Sunday, May 23, 2010

A Radical Idea That Just Might Solve Food Poverty

I've been book-shopping because TV is getting boring--I've watched all the reruns of reruns I care to watch, and my "current" shows are on summer hiatus, so I need something to keep my brain from turning further into sludge.

I've also been reading to death one particular book I already own: Eating For Victory. Putting war rationing together with the War on Obesity, it seems to me that war rationing might be the solution to obesity, hunger, and poverty in general.

Here's how I got there: if people can't or won't learn to shop for sensible, healthful foods on their own, let's revamp the food stamp program to align with the WWII ration book rather than the farm subsidy program (which it does now, as well as the carb-heavy Food Guide Pyramid).

One paragraph in particular from the book's intro from Jill Norman gave me the spark from which this brainchild was born:

"During the war, although there were privations and shortages, people generally had a good diet. When the war ended, it was found that the average food intake had risen from where it began. This was mostly because many poor people had been too poor to feed themselves properly, but with virtually no unemployment and the rationing system, with its fixed prices, they ate better than in the past."

...

"People at all levels of society took nutrition seriously and fed their families sensibly with rations and whatever vegetables and fruit was available, and with less sugar and fewer sweet snacks there was less tooth decay. As a whole, the population was slimmer and healthier than it is today; people ate less fat and sugar, less meat, and many more vegetables."
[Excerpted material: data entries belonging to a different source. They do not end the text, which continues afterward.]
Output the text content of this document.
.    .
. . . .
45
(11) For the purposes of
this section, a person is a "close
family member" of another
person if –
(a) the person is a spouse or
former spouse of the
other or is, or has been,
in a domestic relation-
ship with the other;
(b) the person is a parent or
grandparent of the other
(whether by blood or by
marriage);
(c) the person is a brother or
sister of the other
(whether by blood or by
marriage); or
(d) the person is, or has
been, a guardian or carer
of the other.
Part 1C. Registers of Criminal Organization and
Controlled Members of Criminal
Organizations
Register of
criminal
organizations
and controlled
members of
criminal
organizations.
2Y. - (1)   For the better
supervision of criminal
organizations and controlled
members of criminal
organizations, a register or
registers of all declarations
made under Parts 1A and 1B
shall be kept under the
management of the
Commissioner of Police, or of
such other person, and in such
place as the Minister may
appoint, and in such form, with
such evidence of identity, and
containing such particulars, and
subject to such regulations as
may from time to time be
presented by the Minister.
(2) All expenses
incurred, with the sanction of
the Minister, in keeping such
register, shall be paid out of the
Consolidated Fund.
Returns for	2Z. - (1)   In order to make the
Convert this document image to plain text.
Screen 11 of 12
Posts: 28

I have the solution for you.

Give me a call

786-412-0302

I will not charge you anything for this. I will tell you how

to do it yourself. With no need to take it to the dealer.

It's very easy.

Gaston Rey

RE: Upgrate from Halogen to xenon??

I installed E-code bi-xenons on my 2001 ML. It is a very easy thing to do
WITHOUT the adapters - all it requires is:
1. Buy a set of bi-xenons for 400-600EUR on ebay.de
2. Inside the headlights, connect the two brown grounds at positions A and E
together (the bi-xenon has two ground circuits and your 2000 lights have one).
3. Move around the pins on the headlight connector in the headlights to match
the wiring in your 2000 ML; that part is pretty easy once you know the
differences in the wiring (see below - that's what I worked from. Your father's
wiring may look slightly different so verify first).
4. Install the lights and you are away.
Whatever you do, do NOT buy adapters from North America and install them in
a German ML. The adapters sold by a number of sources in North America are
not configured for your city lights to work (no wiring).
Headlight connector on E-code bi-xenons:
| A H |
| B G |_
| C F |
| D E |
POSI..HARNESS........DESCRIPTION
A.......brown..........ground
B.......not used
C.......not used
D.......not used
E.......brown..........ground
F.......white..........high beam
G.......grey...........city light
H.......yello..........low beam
I know this is just fantasy, and I need to learn much more about the rationing system and what went into it (and what got left out of it), but this crazy idea came to me, and I wanted to share it. Could this be THE ANSWER to poverty, obesity, and excess in general? The bad news is it may be coming back our way whether we want it or not, thanks to global economic calamity and Obama's war on excess.

To top this off, there's a group of people over at The Dollar Stretcher forums who regularly engage in "ration living", and compare notes on how much money was saved, and how much weight was lost. I just might have to check in.

I'm also curious as to whether they maintain this way of living even when times are good.